There are some limitations to this study. It is possible that some cases with intracranial VKDB were not admitted to the PICU in case of few symptoms, or died elsewhere and therefore remained unreported. Furthermore, earlier detection of cholestatic liver disease, including biliary atresia, may theoretically decrease the incidence of late VKDB, as these infants are treated with higher vitamin K dosages once diagnosed. However, since there has been no change in the number of registered patients with biliary atresia or the age at diagnosis after introduction of the revised regimen [
29], this is not likely to have influenced the results. Finally, targeted surveillance within relevant subpopulations requires the existence of national registries. This in turn demands a substantial and ongoing effort, the importance of which cannot easily be overstated.

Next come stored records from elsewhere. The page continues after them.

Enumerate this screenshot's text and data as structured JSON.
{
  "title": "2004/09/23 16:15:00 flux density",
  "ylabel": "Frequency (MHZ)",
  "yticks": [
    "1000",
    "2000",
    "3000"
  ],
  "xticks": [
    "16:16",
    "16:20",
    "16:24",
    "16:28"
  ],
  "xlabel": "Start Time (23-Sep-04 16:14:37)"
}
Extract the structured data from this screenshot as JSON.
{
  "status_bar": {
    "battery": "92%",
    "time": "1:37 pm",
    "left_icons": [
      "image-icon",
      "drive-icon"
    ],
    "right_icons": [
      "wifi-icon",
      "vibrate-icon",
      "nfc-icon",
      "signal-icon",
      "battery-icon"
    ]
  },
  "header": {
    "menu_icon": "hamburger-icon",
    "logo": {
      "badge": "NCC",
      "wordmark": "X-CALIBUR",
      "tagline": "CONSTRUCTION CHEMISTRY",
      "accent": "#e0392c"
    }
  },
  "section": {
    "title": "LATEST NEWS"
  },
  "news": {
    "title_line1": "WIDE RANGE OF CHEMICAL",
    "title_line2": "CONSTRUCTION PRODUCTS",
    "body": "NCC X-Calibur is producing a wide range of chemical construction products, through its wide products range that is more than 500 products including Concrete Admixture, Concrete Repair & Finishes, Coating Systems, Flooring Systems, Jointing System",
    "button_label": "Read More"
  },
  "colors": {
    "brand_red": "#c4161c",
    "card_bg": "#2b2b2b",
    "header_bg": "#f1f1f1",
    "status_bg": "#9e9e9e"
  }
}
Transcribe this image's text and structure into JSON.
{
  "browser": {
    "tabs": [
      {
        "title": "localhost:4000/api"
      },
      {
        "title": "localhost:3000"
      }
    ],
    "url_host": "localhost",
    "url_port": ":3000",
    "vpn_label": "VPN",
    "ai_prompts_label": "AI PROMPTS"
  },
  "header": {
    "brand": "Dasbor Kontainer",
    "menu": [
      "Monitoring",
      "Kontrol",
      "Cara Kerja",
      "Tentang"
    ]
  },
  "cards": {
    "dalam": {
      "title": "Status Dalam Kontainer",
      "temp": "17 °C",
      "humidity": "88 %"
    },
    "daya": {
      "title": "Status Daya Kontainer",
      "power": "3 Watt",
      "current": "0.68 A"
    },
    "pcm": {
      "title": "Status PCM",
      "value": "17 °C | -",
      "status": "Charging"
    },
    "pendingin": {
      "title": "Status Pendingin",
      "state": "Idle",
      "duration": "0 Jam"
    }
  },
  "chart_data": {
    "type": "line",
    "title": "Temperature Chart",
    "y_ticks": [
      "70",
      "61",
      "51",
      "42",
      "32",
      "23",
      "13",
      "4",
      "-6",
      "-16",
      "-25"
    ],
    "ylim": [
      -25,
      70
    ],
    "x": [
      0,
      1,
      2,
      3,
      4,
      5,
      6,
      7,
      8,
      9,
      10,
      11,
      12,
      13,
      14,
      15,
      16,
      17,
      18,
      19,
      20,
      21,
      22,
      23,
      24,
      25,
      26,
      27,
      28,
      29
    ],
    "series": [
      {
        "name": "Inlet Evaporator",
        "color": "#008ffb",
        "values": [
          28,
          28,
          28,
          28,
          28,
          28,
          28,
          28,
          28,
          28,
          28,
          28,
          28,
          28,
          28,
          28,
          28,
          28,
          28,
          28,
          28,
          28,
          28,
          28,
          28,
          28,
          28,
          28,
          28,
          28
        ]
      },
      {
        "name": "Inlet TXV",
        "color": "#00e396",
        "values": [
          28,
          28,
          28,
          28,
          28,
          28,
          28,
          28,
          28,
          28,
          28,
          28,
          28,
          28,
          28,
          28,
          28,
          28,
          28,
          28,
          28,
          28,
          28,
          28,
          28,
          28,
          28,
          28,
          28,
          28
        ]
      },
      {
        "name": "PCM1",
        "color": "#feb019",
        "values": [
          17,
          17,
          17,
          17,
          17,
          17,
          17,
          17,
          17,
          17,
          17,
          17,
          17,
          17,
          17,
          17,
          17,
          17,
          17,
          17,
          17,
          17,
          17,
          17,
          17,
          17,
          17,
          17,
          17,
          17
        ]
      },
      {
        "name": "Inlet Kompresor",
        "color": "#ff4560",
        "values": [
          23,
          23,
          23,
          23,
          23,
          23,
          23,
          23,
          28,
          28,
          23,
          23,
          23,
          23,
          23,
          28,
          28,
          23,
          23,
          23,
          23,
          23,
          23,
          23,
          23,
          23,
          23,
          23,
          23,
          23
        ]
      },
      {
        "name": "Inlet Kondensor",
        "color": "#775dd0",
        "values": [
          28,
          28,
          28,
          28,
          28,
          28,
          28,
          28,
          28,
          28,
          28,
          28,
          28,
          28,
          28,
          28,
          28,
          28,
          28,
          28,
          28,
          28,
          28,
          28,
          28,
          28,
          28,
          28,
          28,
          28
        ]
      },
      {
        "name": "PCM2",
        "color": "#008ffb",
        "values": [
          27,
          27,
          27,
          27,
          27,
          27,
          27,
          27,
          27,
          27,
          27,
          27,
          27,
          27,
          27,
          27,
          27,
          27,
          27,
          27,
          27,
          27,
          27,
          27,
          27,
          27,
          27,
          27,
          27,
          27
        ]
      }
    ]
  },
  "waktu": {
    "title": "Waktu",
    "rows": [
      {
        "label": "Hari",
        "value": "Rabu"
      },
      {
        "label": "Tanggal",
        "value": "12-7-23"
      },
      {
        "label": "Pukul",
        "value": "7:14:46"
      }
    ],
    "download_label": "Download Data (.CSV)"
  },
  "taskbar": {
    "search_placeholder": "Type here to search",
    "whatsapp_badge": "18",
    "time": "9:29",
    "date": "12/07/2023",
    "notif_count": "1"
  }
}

In conclusion, a sixfold increase in the oral prophylactic vitamin K dose—from 25 to 150 μg daily—resulted in a significant but relatively modest reduction in the incidence of late intracranial VKDB. However, this protection compares poorly to the efficacy of IM vitamin K prophylaxis, indicating that factors other than the dose should be addressed to further improve oral vitamin K prophylactic regimens.